WCP1788

Letter (WCP1788.1674)

[1]

Old Orchard,

Broadstone,

Wimborne.

England

September 20th.1909

Prof. O. Beccari

Dear Sir

I beg to thank you for your interesting letter, promising to send me, later, the information as to the number of Phanerogamous plants in Sicily, Italy, and some other Provinces or Islands which are to be had.

Your information about the flora of New Guinea is very interesting to me. I have received somewhat similar [2] information from Mr. H. O. Forbes1 who collected in the S.E. of New Guinea as you did in the N.W., and he tells me that the lower coast lands up to about 800 feet above the sea-level were poor in species, and very similar to N. Australia; but that at greater elevations the flora became much richer and more peculiar, and he thinks quite as rich as Sumatra where he also made large collections. But they were all deposited in

the British Museum and have not been yet worked out. I hear that an English expedition is now going [3] to attempt to reach the great central mountains, where, no doubt they will find a very rich flora and much novelty.

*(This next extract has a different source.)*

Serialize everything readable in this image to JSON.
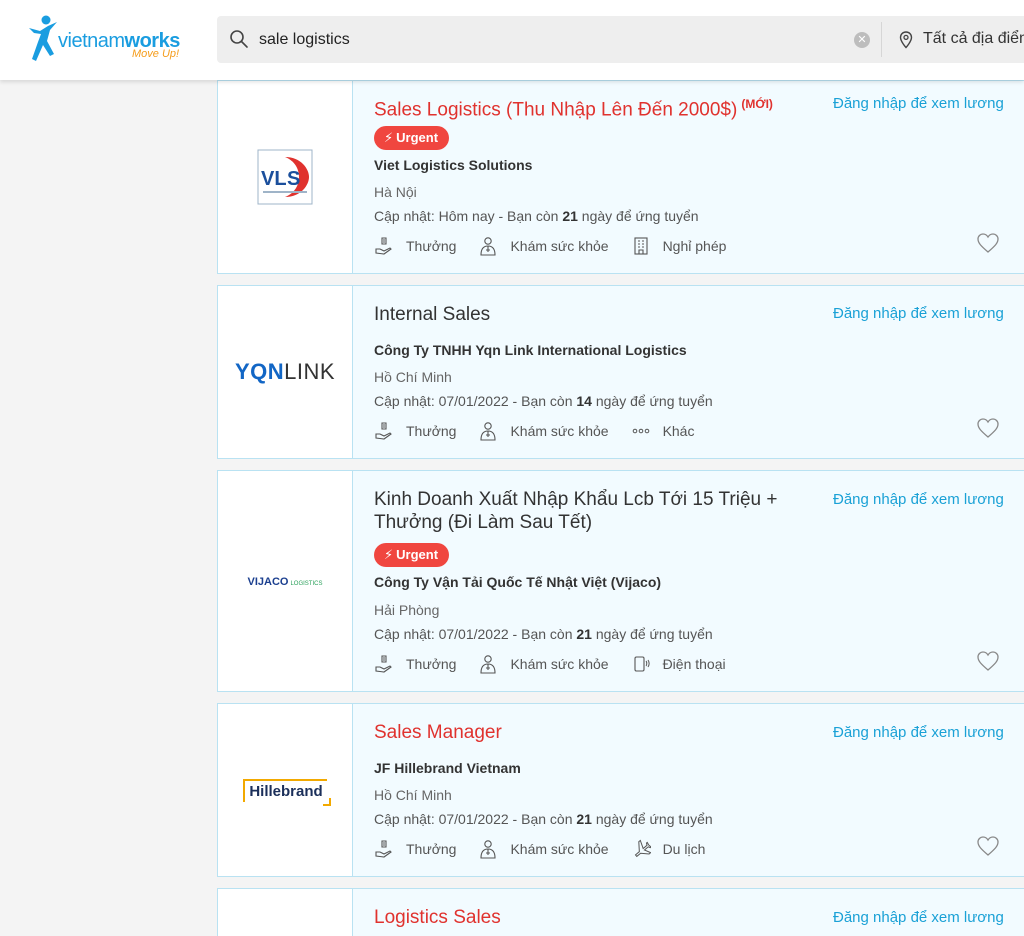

Your remarks about the Palms of New Guinea as compared with those of Borneo are very interesting. I have recently obtained some details as to the Flora of the Philippine Islands, from Mr. E.D. Merrill of Manilla.2 Over 100 species of Palms are already known while the whole of the Malay Peninsula much longer known and more explored has only 142 species.

My own observations in N.W. New Guinea (Dorey, Waigiou & Aru Is[lands].) showed me that all that region has been upraised recently, [it] being [4] almost all "coral" rock, but to what elevation I could not ascertain. But that fact may account for the comparative poverty and uniformity of the coast flora, as that rock would soon be occupied by plants suitable for it, mostly quite unlike those of the older virgin forests at higher elevations.

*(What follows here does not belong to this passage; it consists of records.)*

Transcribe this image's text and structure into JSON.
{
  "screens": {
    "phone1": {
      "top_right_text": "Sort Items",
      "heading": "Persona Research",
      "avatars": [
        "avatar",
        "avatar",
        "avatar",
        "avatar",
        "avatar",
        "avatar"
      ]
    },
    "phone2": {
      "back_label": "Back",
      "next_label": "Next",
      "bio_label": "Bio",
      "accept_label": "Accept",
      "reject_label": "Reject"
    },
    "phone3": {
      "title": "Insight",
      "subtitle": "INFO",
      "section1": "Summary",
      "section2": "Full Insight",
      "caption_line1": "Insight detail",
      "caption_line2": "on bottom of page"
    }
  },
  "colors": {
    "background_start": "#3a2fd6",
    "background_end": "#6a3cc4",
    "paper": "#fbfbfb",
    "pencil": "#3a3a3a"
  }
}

I assure you that your writing of English is excellent, both the grammar, idioms and caligraphy[sic], and there is hardly a sentence in it that might not have been written by an Englishman.

Yours very truly | Alfred R. Wallace [signature]

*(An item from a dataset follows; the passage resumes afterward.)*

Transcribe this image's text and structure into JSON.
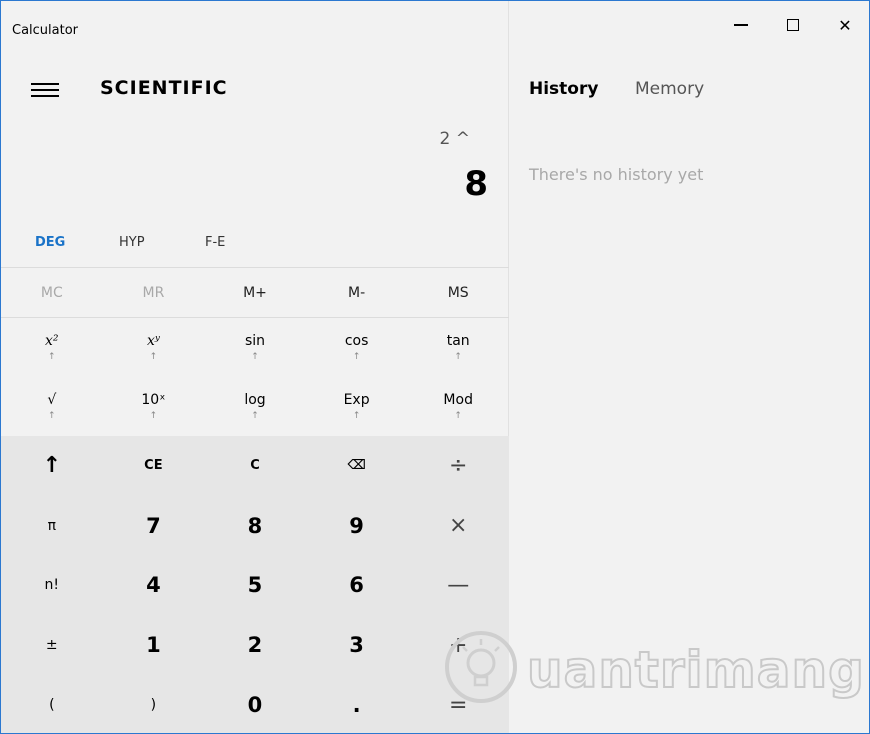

Henry Ogg Forbes (1851-1932). Scottish explorer, ornithologist and botanist.He travelled in the Moluccas and New Guinea and served as director of the Canterbury Museum in New Zealand from 1890 to 1893 before he moved to Liverpool. Here he served as consulting director of museums until his death.
Elmer Drew Merrill (1876-1956). American botanist. After the Spanish-American War (1898) Merrill was sent to the Philippines as a botanist by the government. He remained there for 22 years ultimately becoming Director of the Bureau of Sciences and Professor of Botany at the University of the Philippines. He published the Flora of Manila (1912) and Enumeration of Philippine Flowering Plants (1922-26). During the Second World War he was consulted about useful plants and compiled the handbook on Emergency Food Plants and Poisonous Plants of the Islands of the Pacific. From 1929 to 1935 he served as the Director of the New York Botanical Garden.